Closed kali closed 2 years ago

kali commented 3 years ago

Can we just use the i8xi8 path by applying an offset and playing with zeropoint ?

janpetschexain commented 3 years ago

Hi, I'm working with @acrrd. In general it works, all signed and unsigned byte matrix multiplications can be expressed as a signed byte matrix multiplication with some correctional terms. The main question probably will be, who much work it is to support those additional terms in the assembly code. Please have a look at the following explanation.

Let the matrices of shape and data type (i'll try to use some pseudo notation due to the lack of Latex in markdown, if it helps i can also attach an image of the rendered formulas):

We have to consider three different cases:

1)

Ai * Bi is the already implemented signed byte matrix multiplication with results in i32. The i32 accumulator doesn't overflow for K < 2^17 and the quantization scale and zero-point are as usual.

2)

Ai * Bu and Au * Bi are the mixed signed and unsigned byte matrix multiplications.
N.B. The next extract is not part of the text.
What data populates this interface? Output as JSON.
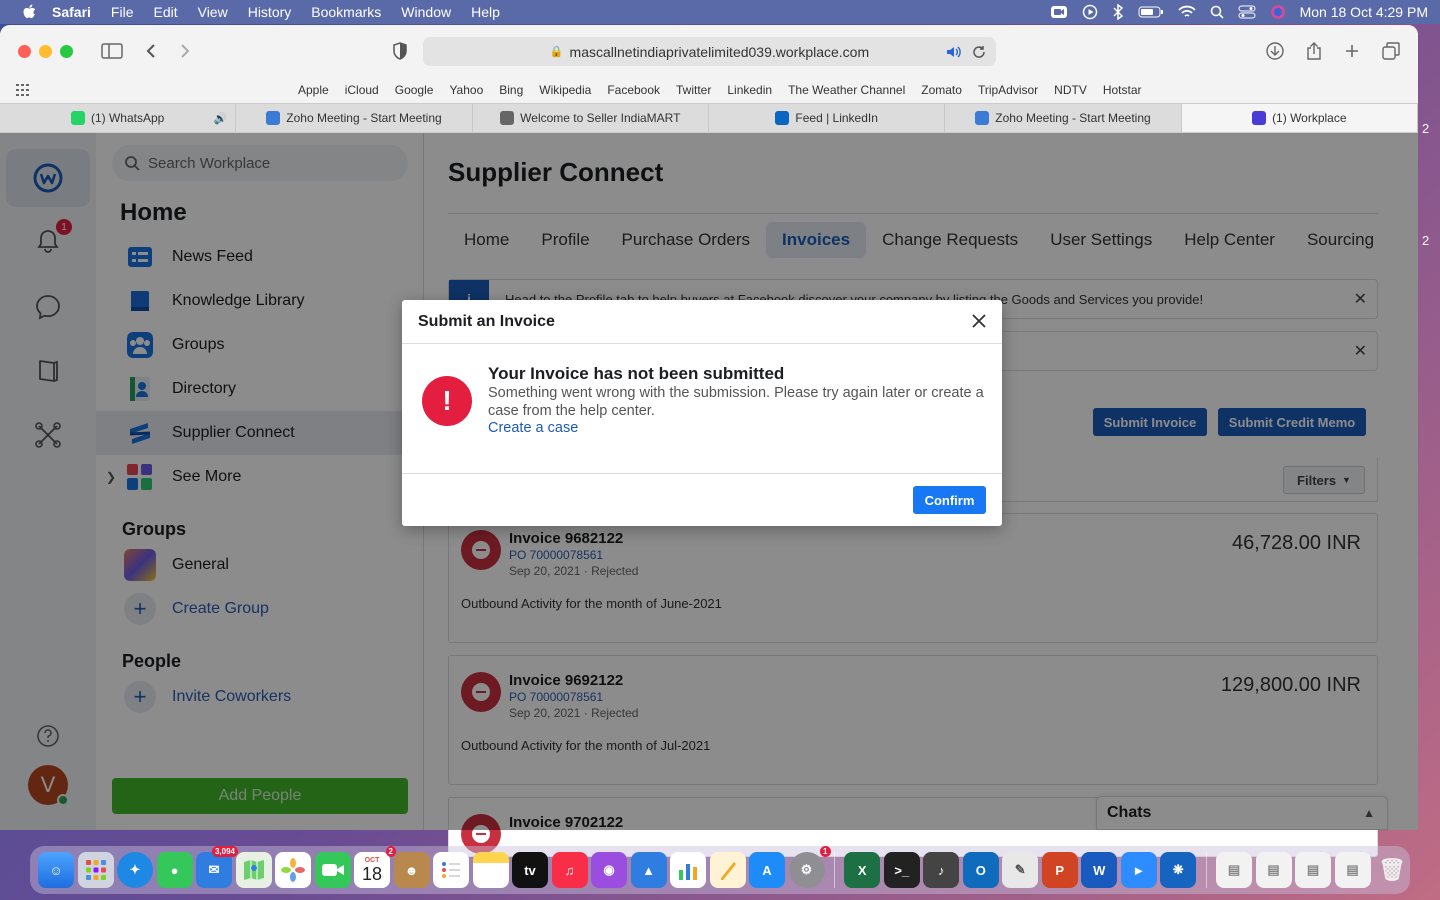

Both can be transformed into each other via matrix transpose as Au * Bi = ((Au * Bi)^t)^t = (Bi^t * Au^t)^t, but for the sake of completeness let's look at them individually.

2.i)

Let bi := bu - 128 and to simplify notation only consider the K index in the following sums. Then it holds for any element of the product Ai * Bu that

sum_k ai_k * bu_k = sum_k ai_k * (bu_k - 128 + 128) = sum_k ai_k * bi_k + 128 * sum_k ai_k

where the first term is the usual signed byte matrix multiplication and the second term can be precomputed once for all rows of Ai. The i32 accumulator doesn't overflow for K < 2^16. The zero points z_Bu of Bu and z_Bi of Bi are related by the same offset, i.e. z_Bi := z_Bu - 128. With scales s_Ai of Ai and s_Bu of Bu and the usual mappings v = s_Ai * (ai - z_Ai) and w = s_Bu * (bu - z_Bu) the product can be expressed in terms of the original parameters as

sum_k ai_k * bu_k = sum_k (1/s_Ai * v_k + z_Ai) * (1/s_Bu * w_k + z_Bi) + 128 * sum_k (1/s_Ai * v_k + z_Ai)
                  = 1/(s_Ai * s_Bu) * sum_k v_k * w_k + z_Bu/s_Ai * sum_k v_k + z_Ai/s_Bu * sum_k w_k + z_Ai * z_Bu * K

2.ii)

Similarly, let ai := au - 128, then it holds for any element of the product Au * Bi that

sum_k au_k * bi_k = sum_k (au_k - 128 + 128) * bi_k = sum_k ai_k * bi_k + 128 * sum_k bi_k

where the first term is the usual signed byte matrix multiplication and the second term can be precomputed once for all columns of Bi. The i32 accumulator doesn't overflow for K < 2^16. The zero points z_Au of Au and z_Ai of Ai are related by the same offset, i.e. z_Bi := z_Bu - 128. With scales s_Au of Au and s_Bi of Bi and the usual mappings v = s_Au * (au - z_Au) and w = s_Bi * (bi - z_Bi) the product can be expressed in terms of the original parameters as

sum_k au_k * bi_k = sum_k (1/s_Au * v_k + z_Ai) * (1/s_Bi * w_k + z_Bi) + 128 * sum_k (1/s_Bi * w_k + z_Bi)
                  = 1/(s_Au * s_Bi) * sum_k v_k * w_k + z_Bi/s_Au * sum_k v_k + z_Au/s_Bi * sum_k w_k + z_Au * z_Bi * K

3)

Au * Bu is the unsigned byte matrix multiplication. Analogously, it holds for any element of the product Au * Bu that

sum_k au_k * bu_k = sum_k (au_k - 128 + 128) * (bu_k - 128 + 128)
                  = sum_k ai_k * bi_k + 128 * sum_k ai_k + 128 * sum_k bi_k + 128^2 * K
                  = sum_k ai_k * bi_k + 128 * sum_k au_k + 128 * sum_k bu_k - 128^2 * K

Depending on what is more advantagous the second to last or last representation might be chosen, where the first term is the usual signed byte matrix multiplication, the second term can be precomputed once for all rows of Ai resp. Au, the third term can be precomputed once for all columns of Bi resp. Bu, and the fourth term can be precomputed once. The i32 accumulator doesn't overflow for K < 2^15. With scales s_Au of Au and s_Bu of Bu and the usual mappings v = s_Au * (au - z_Au) and w = s_Bu * (bu - z_Bu) the product can be expressed in terms of the original parameters as

sum_k au_k * bu_k = sum_k (1/s_Au * v_k + z_Ai) * (1/s_Bu * w_k + z_Bi) + 128 * sum_k (1/s_Au * v_k + z_Au) + 128 * sum_k (1/s_Bu * w_k + z_Bu) - 128^2 * K
                  = 1/(s_Au * s_Bu) * sum_k v_k * w_k + z_Bu/s_Au * sum_k v_k + z_Au/s_Bu * sum_k w_k + z_Au * z_Bu * K
kali commented 3 years ago

Yes. Thanks for taking the time to write this down. This is indeed what I had in mind for the arithmetic.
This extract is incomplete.